The Supreme Court has taken a very dim view of the failure to produce missing persons before it. On Tuesday’s hearing of the case, the Supreme Court showed how seriously it takes the matter, with the Bench hearing the case of 35 missing persons remarking that it could summon the Khyber-Pukhtoonkhwa Chief Minister or the Prime Minister if the missing persons were not recovered. The missing persons were supposed to have been taken by the intelligence agencies, and to have been kept in camps in the Federally Administered Area. It is clear that the Supreme Court has no objection to anything except the disobedience of its orders that the failure to produce the missing persons implies. As it showed in the Swiss letter case, it will not refrain from unseating a Prime Minister.

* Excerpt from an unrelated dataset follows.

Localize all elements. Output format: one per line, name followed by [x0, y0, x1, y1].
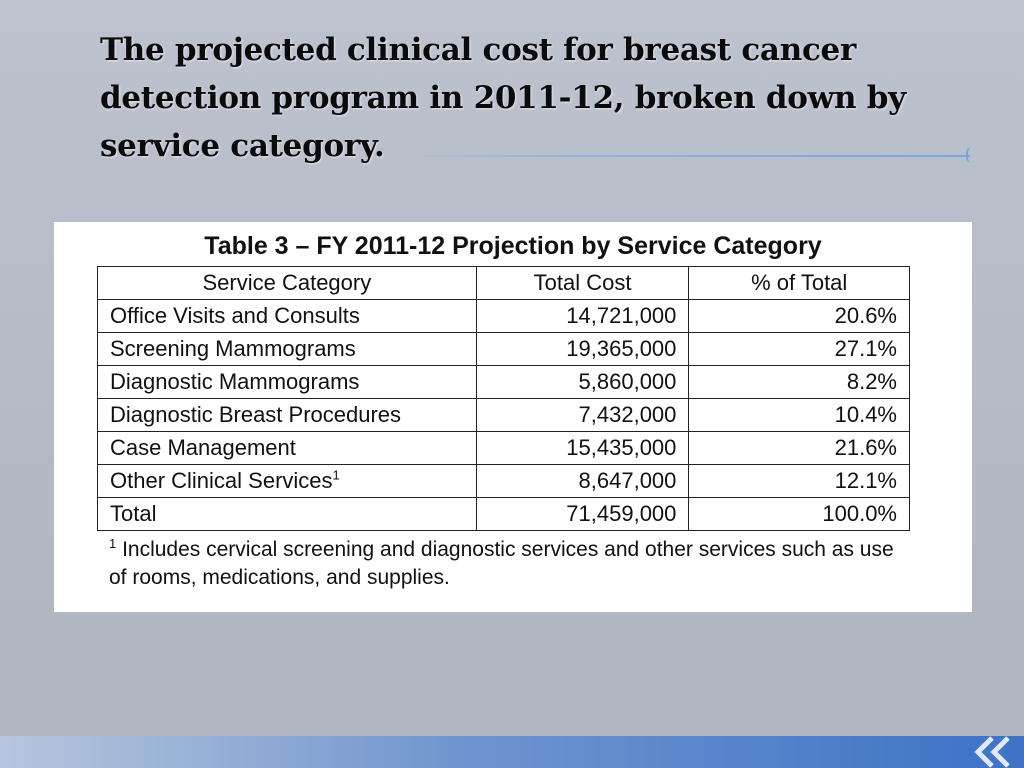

While the Prime Minister is responsible for the intelligence agencies, the KPK Chief Minister is responsible for the law and order of the areas through which the missing persons would have moved. Whether the missing persons are terrorists or not is a separate issue. The rule the Supreme Court is trying to enforce is that all have rights under the Constitution, and cannot be deprived of them, including the right to a fair trial. The Constitution also obliges all state authorities to assist the Supreme Court, which seems in a mood to enforce obedience.
This insistence should show that recently retired Chief Justice Iftikhar Muhammad Chaudhry was not carrying out some personal goal, but was expressing the will of the Court, indeed of the entire legal community, when he insisted on the rule of law. The government should not insist on the prerogative of its intelligence services, but should help enforce the rule of law. That implies finding all the missing persons, and ensuring that those the Court wants produced, are duly produced. No state organization can claim immunity to the law, and that anyone can be arrested unless there are legal grounds for doing so.
The federal government should realize this, and should not protect officials from facing the consequences of their actions. Terrorists, or anyone challenging the writ of the state, must be punished. There should be no doubt about that. But that terrorism, or denial of the writ, of the state, must be shown before a judge. The government must realize that the lingering of the issue of missing persons creates a bad image of it, and the only way it can stop this, is by ensuring the obedience to the Court implicit in producing the missing persons before it, no matter how sorry a figure any individual official might cut.